In March 2009, chief Palestinian negotiator Saeb Erekat was interviewed in Arabic on Al-Jazeera. When I saw the MEMRI translation I immediately understood its significance: Erekat disclosed that Abbas had turned down an offer that would have given the Palestinians a state in almost all of the West Bank, all of Gaza, and parts of Jerusalem. Then I found out about the map. No one else had the story.
Excited about this scoop, I raced into my bureau chief’s office at the AP in Jerusalem. Imagine my shock when I was told it’s not a story—and I was banned from writing about it. It just couldn’t be a legitimate story, in line with the new definition of journalism.
The profession I joined in the 1960s wasn’t about helping anyone. It was about reporting and explaining the news. This new definition of journalism, apparently requires choosing sides. This became clear to me as long ago as 1988, at the beginning of the First Intifada, when I saw a reporter jump out of her car in the middle of a Gaza riot and shout at the Palestinians throwing rocks at the vehicle: “Why are you doing this? I’m trying to help you!” Like most Western media sources, she wanted to frame the uprising—the Palestinians as people—as helpless victims, to pillory the Israelis as the cruel oppressors. Stories that didn’t fit that framework had a hard time seeing the light of day. Even a peace offer.
So, naturally, despite the fact that Israel offered the Palestinians a state twice—in 2000 and 2008—the world saw Israel as the intransigent side. The 2008 proposal was largely unreported in world media.
This month, Israel TV’s Channel 10 broadcast a three-part series of documentaries about the failed peace efforts of 2000 and 2008. The third part featured interviews with Olmert and Abbas. There, for the first time, Abbas admits what I knew six years ago: Olmert offered him the map and demanded that he initial it. “I did not agree,” Abbas told his interviewer. “I rejected it out of hand.” He claimed that he isn’t an expert on maps. In fact, he went back to his office and sketched the map from memory—quite accurately.
So there was my story. And again, no one was reporting it.
I left the AP in early 2014, so now, unlike 2009, I was free to write about it independently. I wrote an article that was quickly picked up by Jewish outlets, but I also wanted the general media to get this “news.” I found that top AP people were not aware of the interview, because they no longer have enough staff to put a senior editor on the evening shift. The ravages of the Internet age are evident throughout the industry, and cutbacks have affected news coverage as much as bias has.

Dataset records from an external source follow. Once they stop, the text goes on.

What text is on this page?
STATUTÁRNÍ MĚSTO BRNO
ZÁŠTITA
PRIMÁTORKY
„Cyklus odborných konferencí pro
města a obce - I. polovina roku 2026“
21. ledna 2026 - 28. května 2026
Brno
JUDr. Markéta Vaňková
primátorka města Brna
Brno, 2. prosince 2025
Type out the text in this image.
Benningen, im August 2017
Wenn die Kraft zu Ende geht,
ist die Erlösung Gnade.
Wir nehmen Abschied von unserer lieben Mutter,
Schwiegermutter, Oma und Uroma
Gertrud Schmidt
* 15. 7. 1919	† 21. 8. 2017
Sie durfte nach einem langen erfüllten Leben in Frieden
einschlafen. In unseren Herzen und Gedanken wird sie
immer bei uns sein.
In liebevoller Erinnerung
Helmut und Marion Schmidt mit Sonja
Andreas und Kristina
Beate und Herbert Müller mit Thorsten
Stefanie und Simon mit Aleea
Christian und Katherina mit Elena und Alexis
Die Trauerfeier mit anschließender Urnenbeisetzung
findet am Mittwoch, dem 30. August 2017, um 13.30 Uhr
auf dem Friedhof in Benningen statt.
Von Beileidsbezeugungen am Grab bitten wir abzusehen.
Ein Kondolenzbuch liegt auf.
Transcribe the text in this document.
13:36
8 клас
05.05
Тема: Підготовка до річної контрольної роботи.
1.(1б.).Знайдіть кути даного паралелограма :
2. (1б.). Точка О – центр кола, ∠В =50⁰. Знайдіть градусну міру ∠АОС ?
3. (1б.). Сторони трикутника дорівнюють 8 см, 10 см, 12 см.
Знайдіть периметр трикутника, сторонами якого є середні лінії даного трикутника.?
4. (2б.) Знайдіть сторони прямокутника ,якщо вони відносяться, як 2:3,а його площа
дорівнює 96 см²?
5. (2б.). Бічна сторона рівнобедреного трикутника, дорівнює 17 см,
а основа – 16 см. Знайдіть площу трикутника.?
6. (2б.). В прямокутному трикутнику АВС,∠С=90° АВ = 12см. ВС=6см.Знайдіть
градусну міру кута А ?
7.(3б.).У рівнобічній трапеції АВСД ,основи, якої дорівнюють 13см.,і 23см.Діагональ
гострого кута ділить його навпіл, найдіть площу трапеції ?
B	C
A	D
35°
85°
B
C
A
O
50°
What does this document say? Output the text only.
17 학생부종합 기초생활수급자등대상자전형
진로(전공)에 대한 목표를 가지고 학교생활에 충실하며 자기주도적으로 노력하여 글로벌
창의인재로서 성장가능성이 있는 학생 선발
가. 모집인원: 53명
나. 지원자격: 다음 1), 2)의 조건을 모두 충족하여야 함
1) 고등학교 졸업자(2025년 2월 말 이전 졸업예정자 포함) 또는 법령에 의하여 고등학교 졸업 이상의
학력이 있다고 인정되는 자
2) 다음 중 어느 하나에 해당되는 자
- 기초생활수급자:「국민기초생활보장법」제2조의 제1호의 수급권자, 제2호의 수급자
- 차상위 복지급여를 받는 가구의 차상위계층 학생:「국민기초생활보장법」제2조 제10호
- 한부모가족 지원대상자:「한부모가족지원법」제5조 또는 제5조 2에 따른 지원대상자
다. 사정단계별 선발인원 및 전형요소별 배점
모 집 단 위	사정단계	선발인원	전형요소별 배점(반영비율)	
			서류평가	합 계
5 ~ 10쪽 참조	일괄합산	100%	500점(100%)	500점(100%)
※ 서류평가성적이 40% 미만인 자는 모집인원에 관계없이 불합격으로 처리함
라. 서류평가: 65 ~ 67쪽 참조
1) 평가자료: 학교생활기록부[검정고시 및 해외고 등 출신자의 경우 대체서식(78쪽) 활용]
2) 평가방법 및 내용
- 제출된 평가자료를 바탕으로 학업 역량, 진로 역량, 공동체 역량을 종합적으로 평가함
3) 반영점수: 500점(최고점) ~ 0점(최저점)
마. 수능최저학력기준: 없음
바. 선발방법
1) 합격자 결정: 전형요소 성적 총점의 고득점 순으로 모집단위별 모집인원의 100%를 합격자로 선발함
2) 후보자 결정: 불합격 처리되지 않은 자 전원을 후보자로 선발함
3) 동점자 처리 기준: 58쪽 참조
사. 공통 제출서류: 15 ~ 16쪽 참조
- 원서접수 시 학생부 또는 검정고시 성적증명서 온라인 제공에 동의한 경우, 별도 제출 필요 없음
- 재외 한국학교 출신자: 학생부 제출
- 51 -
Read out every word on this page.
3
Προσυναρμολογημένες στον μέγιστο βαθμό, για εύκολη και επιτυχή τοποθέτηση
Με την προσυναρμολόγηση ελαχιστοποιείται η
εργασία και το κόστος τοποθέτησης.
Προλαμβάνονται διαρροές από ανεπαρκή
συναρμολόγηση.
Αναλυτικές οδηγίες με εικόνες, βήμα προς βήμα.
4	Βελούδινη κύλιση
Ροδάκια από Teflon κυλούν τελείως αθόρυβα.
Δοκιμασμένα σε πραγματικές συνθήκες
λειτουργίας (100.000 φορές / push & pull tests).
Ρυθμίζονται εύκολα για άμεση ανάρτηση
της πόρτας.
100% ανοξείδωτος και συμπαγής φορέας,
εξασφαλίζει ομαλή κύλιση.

When I explained to my former colleagues the significance of what Abbas said, the AP agreed that it was worth reporting. The AP story ran a full day after the Abbas interview was aired. From there it went everywhere.
It’s a temporary victory—the story of Israel’s generous peace offer and Abbas’s rejection is out there, finally, and making some waves. But, again, this is temporary, because the underlying bias, the framing of the conflict—strong, cruel Israel against weak, victimized Palestinians—has not changed.
And so, I’m left with a bitter observation: If this news is making waves now, imagine what would have happened if I had been allowed to report it in real time?